"Of course I should," he said, and learned as he went along, that she carried milk twice a day for a farmer's wife.

"Does the young lady come to see her godson sometimes?"

"Ay, to be sure!" replied the woman. "She comes and the baby hasn't a frock or a petticoat that she hasn't given him. She is so good, Miss Gertrude. We were confirmed together," she added, with pride.

So her name was Gertrude.

They had still some distance to go, through narrow streets and alleys, before the woman announced that they had reached her house. "There is a light inside--perhaps it is mother, the child waked up I suppose. My mother lives up stairs," she explained, "my father is a shoemaker."

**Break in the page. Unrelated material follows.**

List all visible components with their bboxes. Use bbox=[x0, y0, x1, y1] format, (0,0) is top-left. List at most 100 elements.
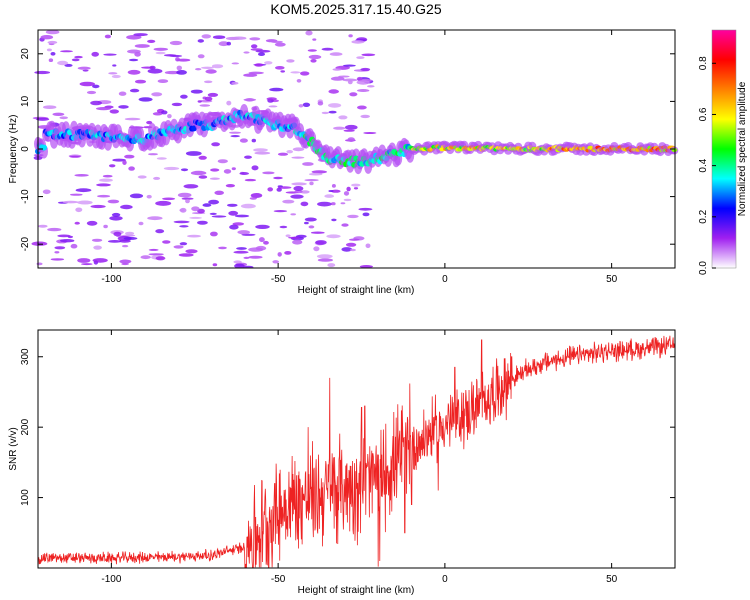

The window was so low that a child might have looked in easily, so he could overlook the whole room without difficulty.

"Stay," he whispered, holding Johanna's arm.

"O goodness! it is the young lady," she cried, "I hope she won't be angry."

But Frank Linden did not reply. He saw only the slender girlish figure, as she walked up and down with the crying child in her arms, talking to him, dancing him till at last he stopped crying, looked solemnly in her face for awhile and then began to crow.

"Now you see, you silly little goosie," sounded the clear girl's voice in his ears, "you see who comes to take care of you when, you were lying here all alone and all crumpled up, while your mother has to go out from house to house through all the wind and rain;--you naughty baby, you little rogue, do you know your name yet? Let's see. Frank,--Frankie? O such a big boy! Now come here and don't cry a bit more and you shall have on your warm little frock when your mother comes." And she sat down before the stove and began to take off the little red flannel frock.